Multiple tumor exacerbations and treatment procedures, such as extracellular matrix remodeling, metabolic reprogramming, immunological evasion, and resistance to chemotherapy and radiotherapy, are influenced by intratumoral hypoxia. It is becoming increasingly clear how hypoxia interacts with the extracellular matrix and how this affects the growth of cancer. We analyzed the published sequencing results of hypoxia-stressed mouse kidney tumor cells and found that the expression of miR-29b was significantly downregulated.

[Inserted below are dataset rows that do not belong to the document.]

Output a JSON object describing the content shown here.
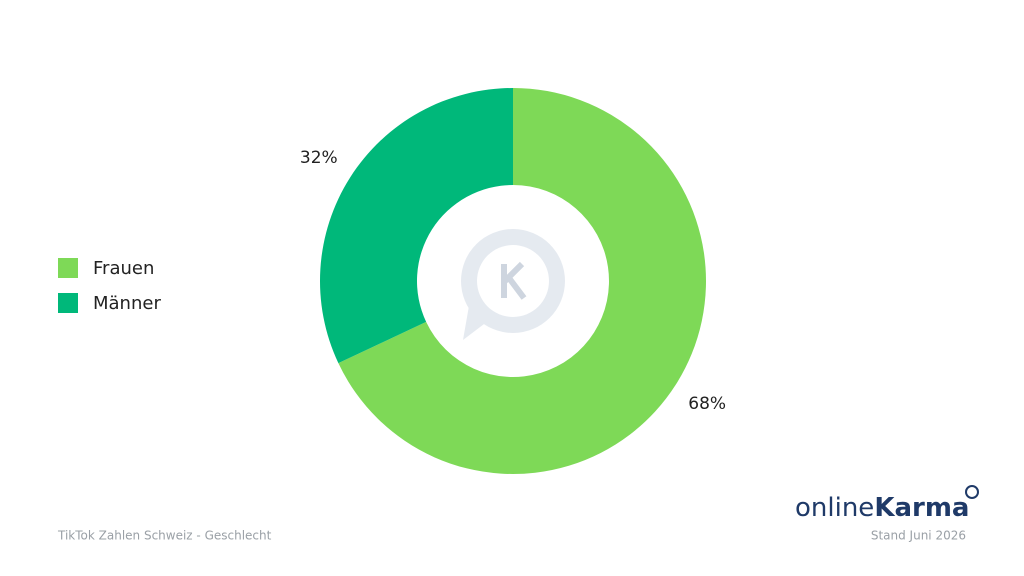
{
  "chart_data": {
    "type": "donut",
    "categories": [
      "Frauen",
      "Männer"
    ],
    "values": [
      68,
      32
    ],
    "value_labels": [
      "68%",
      "32%"
    ],
    "colors": [
      "#7ed957",
      "#00b87a"
    ],
    "legend": "left",
    "footer_left": "TikTok Zahlen Schweiz - Geschlecht",
    "footer_right": "Stand Juni 2026",
    "logo": {
      "light": "online",
      "bold": "Karma"
    }
  }
}
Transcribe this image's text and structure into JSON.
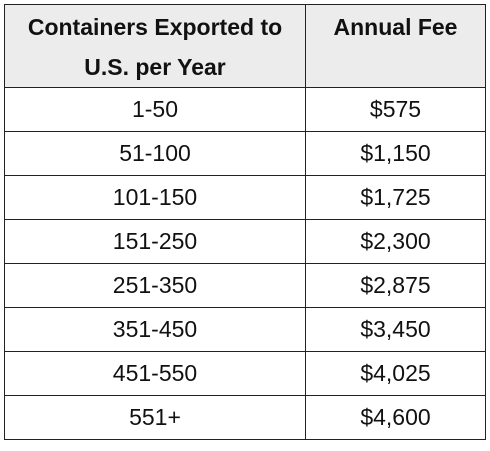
{
  "table": {
    "headers": [
      "Containers Exported to U.S. per Year",
      "Annual Fee"
    ],
    "rows": [
      {
        "containers": "1-50",
        "fee": "$575"
      },
      {
        "containers": "51-100",
        "fee": "$1,150"
      },
      {
        "containers": "101-150",
        "fee": "$1,725"
      },
      {
        "containers": "151-250",
        "fee": "$2,300"
      },
      {
        "containers": "251-350",
        "fee": "$2,875"
      },
      {
        "containers": "351-450",
        "fee": "$3,450"
      },
      {
        "containers": "451-550",
        "fee": "$4,025"
      },
      {
        "containers": "551+",
        "fee": "$4,600"
      }
    ]
  },
  "colors": {
    "header_background": "#ececec",
    "border": "#222222",
    "text": "#111111"
  }
}
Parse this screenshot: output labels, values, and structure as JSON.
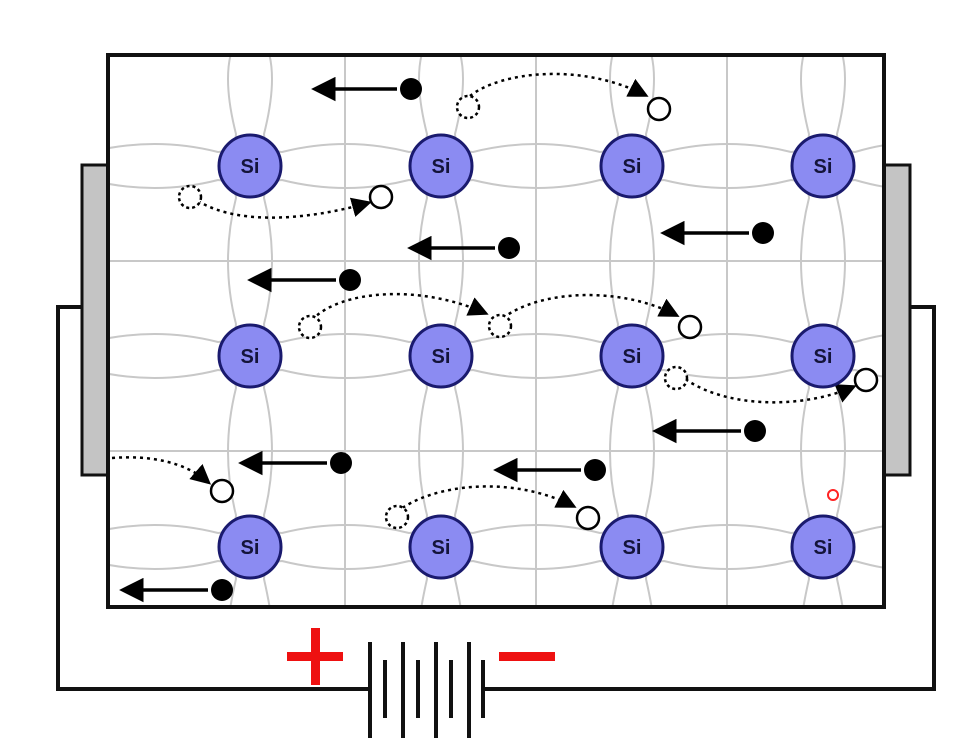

There are several sites that are complementary to the miR-29 seed sequence in the 3 / non-coding regions (3'UTRs) of various extracellular matrix-related genes, including collagen IV. We analyzed the sequences of the 3'UTRs of different subunits of collagen IV in different species and constructed the corresponding phylogenetic trees. We found that the 3'UTRs of Col4a1 and Col4a4 may have been subjected to particular evolutionary pressures. By cloning the 3'UTRs of collagen IV subunits into the psiCHECK (TM)-2 vector, we found that seven of the eight sites in the Col4a3-Col4a6 gene complementary to miR-29 were significantly repressed by miR-29a, b (except for the 7774-7781 of Col4a3 gene). The inhibitory efficiency of miR-29a, b on these seven sites was between 27% and 57%. The research on the regulation of miR-29 and extracellular matrix by hypoxia can provide a theoretical basis for tumor and fibrosis research and treatment.

Automated summary

Intratumoral hypoxia affects multiple tumor exacerbations and treatment procedures, and its interaction with the extracellular matrix influences cancer growth. The downregulation of miR-29b was observed in hypoxia-stressed mouse kidney tumor cells. Complementary sites to miR-29 were found in the 3'UTRs of extracellular matrix-related genes, including collagen IV. The study provides a theoretical basis for tumor and fibrosis research and treatment by exploring the regulation of miR-29 and extracellular matrix under hypoxia.